Les déserts médicaux ne concernent plus seulement la médecine générale : dans certaines spécialités, l’accès aux soins devient un véritable parcours d’obstacles. L’ophtalmologie en est l’un des exemples les plus frappants. En France, 55 départements sur 96 manquent d’ophtalmologistes, et certains territoires affichent des taux de couverture particulièrement faibles. Pour de nombreux patients, obtenir un rendez-vous pour renouveler des lunettes ou faire vérifier leur vue peut prendre des mois. C’est à partir de ce constat très concret que Jean-Valéry Desens, opticien de profession, a lancé en 2023 Lyleoo, une société installée à Sophia Antipolis, avec l’ambition d’apporter une réponse technologique et opérationnelle à cette pénurie. (Photo DR : une partie de l'équipe de Lyleoo avec Jean-Valéry Desens - à droite)
Les opticiens pour la prise de mesures
La solution développée par Lyleoo repose sur un modèle de téléexpertise en ophtalmologie organisé en circuit court entre opticiens et ophtalmologistes. Concrètement, le patient réalise un bilan visuel chez un opticien partenaire, grâce à des équipements que beaucoup possèdent déjà, comme l’auto-réfractomètre et la tête de réfraction. À cela s’ajoutent un questionnaire médical détaillé, une signature électronique et un premier triage assisté par intelligence artificielle pour repérer les situations non éligibles. Les données sont ensuite transmises sur une plateforme sécurisée à un ophtalmologiste, qui analyse le dossier à distance et rend sous 48 heures un avis médical, des conseils de prévention et, en l’absence de contre-indication, une prescription pour lunettes ou lentilles. Le tout sans coût pour la Sécurité sociale, le service étant financé par l’opticien.

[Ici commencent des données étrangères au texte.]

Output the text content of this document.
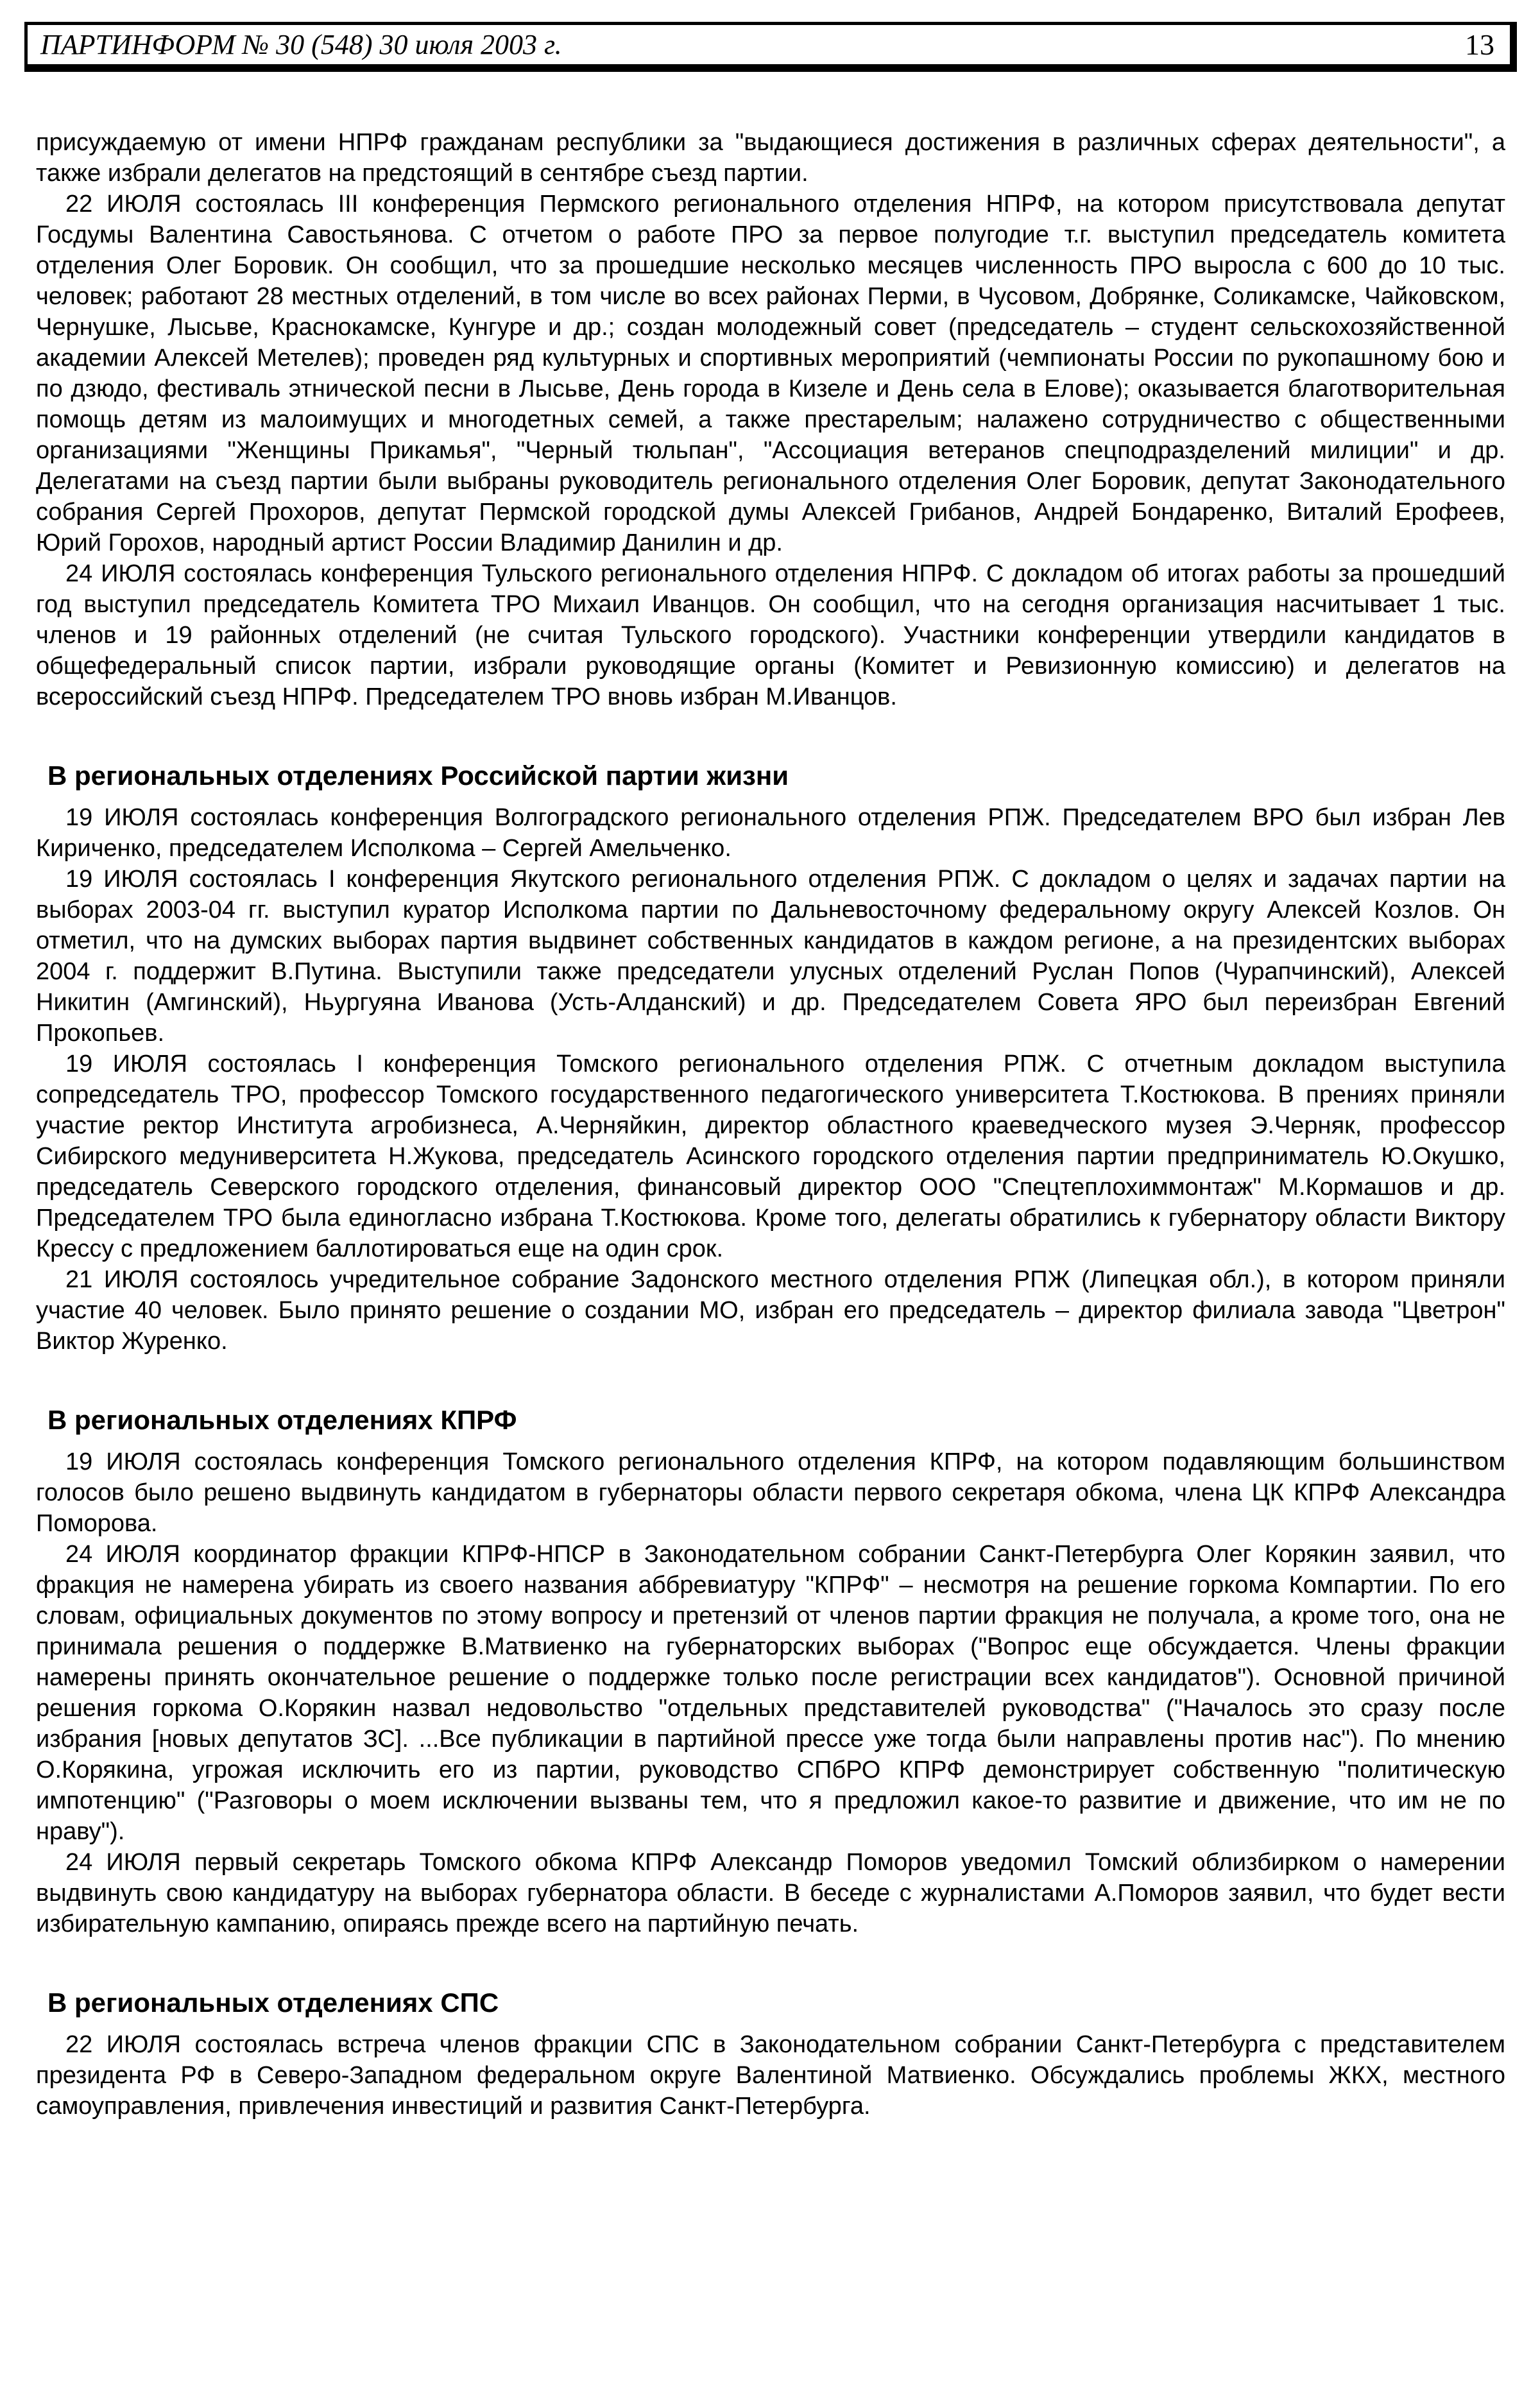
ПАРТИНФОРМ № 30 (548) 30 июля 2003 г.	13

присуждаемую от имени НПРФ гражданам республики за "выдающиеся достижения в различных сферах деятельности", а также избрали делегатов на предстоящий в сентябре съезд партии.

22 ИЮЛЯ состоялась III конференция Пермского регионального отделения НПРФ, на котором присутствовала депутат Госдумы Валентина Савостьянова. С отчетом о работе ПРО за первое полугодие т.г. выступил председатель комитета отделения Олег Боровик. Он сообщил, что за прошедшие несколько месяцев численность ПРО выросла с 600 до 10 тыс. человек; работают 28 местных отделений, в том числе во всех районах Перми, в Чусовом, Добрянке, Соликамске, Чайковском, Чернушке, Лысьве, Краснокамске, Кунгуре и др.; создан молодежный совет (председатель – студент сельскохозяйственной академии Алексей Метелев); проведен ряд культурных и спортивных мероприятий (чемпионаты России по рукопашному бою и по дзюдо, фестиваль этнической песни в Лысьве, День города в Кизеле и День села в Елове); оказывается благотворительная помощь детям из малоимущих и многодетных семей, а также престарелым; налажено сотрудничество с общественными организациями "Женщины Прикамья", "Черный тюльпан", "Ассоциация ветеранов спецподразделений милиции" и др. Делегатами на съезд партии были выбраны руководитель регионального отделения Олег Боровик, депутат Законодательного собрания Сергей Прохоров, депутат Пермской городской думы Алексей Грибанов, Андрей Бондаренко, Виталий Ерофеев, Юрий Горохов, народный артист России Владимир Данилин и др.

24 ИЮЛЯ состоялась конференция Тульского регионального отделения НПРФ. С докладом об итогах работы за прошедший год выступил председатель Комитета ТРО Михаил Иванцов. Он сообщил, что на сегодня организация насчитывает 1 тыс. членов и 19 районных отделений (не считая Тульского городского). Участники конференции утвердили кандидатов в общефедеральный список партии, избрали руководящие органы (Комитет и Ревизионную комиссию) и делегатов на всероссийский съезд НПРФ. Председателем ТРО вновь избран М.Иванцов.

В региональных отделениях Российской партии жизни

19 ИЮЛЯ состоялась конференция Волгоградского регионального отделения РПЖ. Председателем ВРО был избран Лев Кириченко, председателем Исполкома – Сергей Амельченко.

19 ИЮЛЯ состоялась I конференция Якутского регионального отделения РПЖ. С докладом о целях и задачах партии на выборах 2003-04 гг. выступил куратор Исполкома партии по Дальневосточному федеральному округу Алексей Козлов. Он отметил, что на думских выборах партия выдвинет собственных кандидатов в каждом регионе, а на президентских выборах 2004 г. поддержит В.Путина. Выступили также председатели улусных отделений Руслан Попов (Чурапчинский), Алексей Никитин (Амгинский), Ньургуяна Иванова (Усть-Алданский) и др. Председателем Совета ЯРО был переизбран Евгений Прокопьев.

19 ИЮЛЯ состоялась I конференция Томского регионального отделения РПЖ. С отчетным докладом выступила сопредседатель ТРО, профессор Томского государственного педагогического университета Т.Костюкова. В прениях приняли участие ректор Института агробизнеса, А.Черняйкин, директор областного краеведческого музея Э.Черняк, профессор Сибирского медуниверситета Н.Жукова, председатель Асинского городского отделения партии предприниматель Ю.Окушко, председатель Северского городского отделения, финансовый директор ООО "Спецтеплохиммонтаж" М.Кормашов и др. Председателем ТРО была единогласно избрана Т.Костюкова. Кроме того, делегаты обратились к губернатору области Виктору Крессу с предложением баллотироваться еще на один срок.

21 ИЮЛЯ состоялось учредительное собрание Задонского местного отделения РПЖ (Липецкая обл.), в котором приняли участие 40 человек. Было принято решение о создании МО, избран его председатель – директор филиала завода "Цветрон" Виктор Журенко.

В региональных отделениях КПРФ

19 ИЮЛЯ состоялась конференция Томского регионального отделения КПРФ, на котором подавляющим большинством голосов было решено выдвинуть кандидатом в губернаторы области первого секретаря обкома, члена ЦК КПРФ Александра Поморова.

24 ИЮЛЯ координатор фракции КПРФ-НПСР в Законодательном собрании Санкт-Петербурга Олег Корякин заявил, что фракция не намерена убирать из своего названия аббревиатуру "КПРФ" – несмотря на решение горкома Компартии. По его словам, официальных документов по этому вопросу и претензий от членов партии фракция не получала, а кроме того, она не принимала решения о поддержке В.Матвиенко на губернаторских выборах ("Вопрос еще обсуждается. Члены фракции намерены принять окончательное решение о поддержке только после регистрации всех кандидатов"). Основной причиной решения горкома О.Корякин назвал недовольство "отдельных представителей руководства" ("Началось это сразу после избрания [новых депутатов ЗС]. ...Все публикации в партийной прессе уже тогда были направлены против нас"). По мнению О.Корякина, угрожая исключить его из партии, руководство СПбРО КПРФ демонстрирует собственную "политическую импотенцию" ("Разговоры о моем исключении вызваны тем, что я предложил какое-то развитие и движение, что им не по нраву").

24 ИЮЛЯ первый секретарь Томского обкома КПРФ Александр Поморов уведомил Томский облизбирком о намерении выдвинуть свою кандидатуру на выборах губернатора области. В беседе с журналистами А.Поморов заявил, что будет вести избирательную кампанию, опираясь прежде всего на партийную печать.

В региональных отделениях СПС

22 ИЮЛЯ состоялась встреча членов фракции СПС в Законодательном собрании Санкт-Петербурга с представителем президента РФ в Северо-Западном федеральном округе Валентиной Матвиенко. Обсуждались проблемы ЖКХ, местного самоуправления, привлечения инвестиций и развития Санкт-Петербурга.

Les cas complexes ou suspects réorientés en présentiel
Lyleoo insiste toutefois sur un point : la téléexpertise ne remplace pas l’examen ophtalmologique complet. Elle vise avant tout à fluidifier le renouvellement des équipements visuels, à désengorger les cabinets et à mieux orienter les patients. Les cas complexes ou suspects sont exclus du dispositif et réorientés vers une consultation présentielle. Cette approche, construite autour d’un cadre réglementaire précis, d’un hébergement sécurisé des données de santé et d’un strict cloisonnement des rôles entre professionnels, a permis à l’entreprise de bâtir sa légitimité. Elle revendique aujourd’hui 150 000 dossiers analysés, un réseau de 1 750 magasins d’optique partenaires — soit environ un magasin sur huit en France — et une présence dans l’ensemble de l’Hexagone comme en Outre-mer.
Une société née de l'expérience du terrain
Cette croissance rapide traduit l’intérêt du marché pour une solution qui répond à une urgence sanitaire tout en s’appuyant sur les acteurs de proximité. Basée aux portes de Sophia Antipolis, avec un data center local et une équipe d’une trentaine de salariés, Lyleoo se présente comme une société 100 % française, née de l’expérience du terrain et pensée pour renforcer l’accès aux soins sans dévoyer le rôle du médecin. Son fondateur met aussi en avant une ligne éthique forte : indépendance médicale, transparence sur les outils d’aide à la décision, consentement éclairé du patient et vigilance active contre les dérives.
La cardiologie et l'audition en prochaines étapes
L’entreprise compte aller plus loin avec la téléexpertise augmentée qui permettra l’intégration d’images du fond d’œil pour renforcer le dépistage de pathologies comme le glaucome. Au-delà de l’ophtalmologie, elle prépare aussi une extension de son modèle à d’autres disciplines confrontées à des tensions comparables, en particulier la cardiologie, via la médecine du travail et les grandes entreprises, ainsi que le domaine de l’audition. Autant de nouvelles pistes de développement qui montrent comment, depuis la technopole, une entreprise issue de la santé et de la tech tente de transformer une contrainte nationale — la pénurie de praticiens — en opportunité d’innovation utile à tous.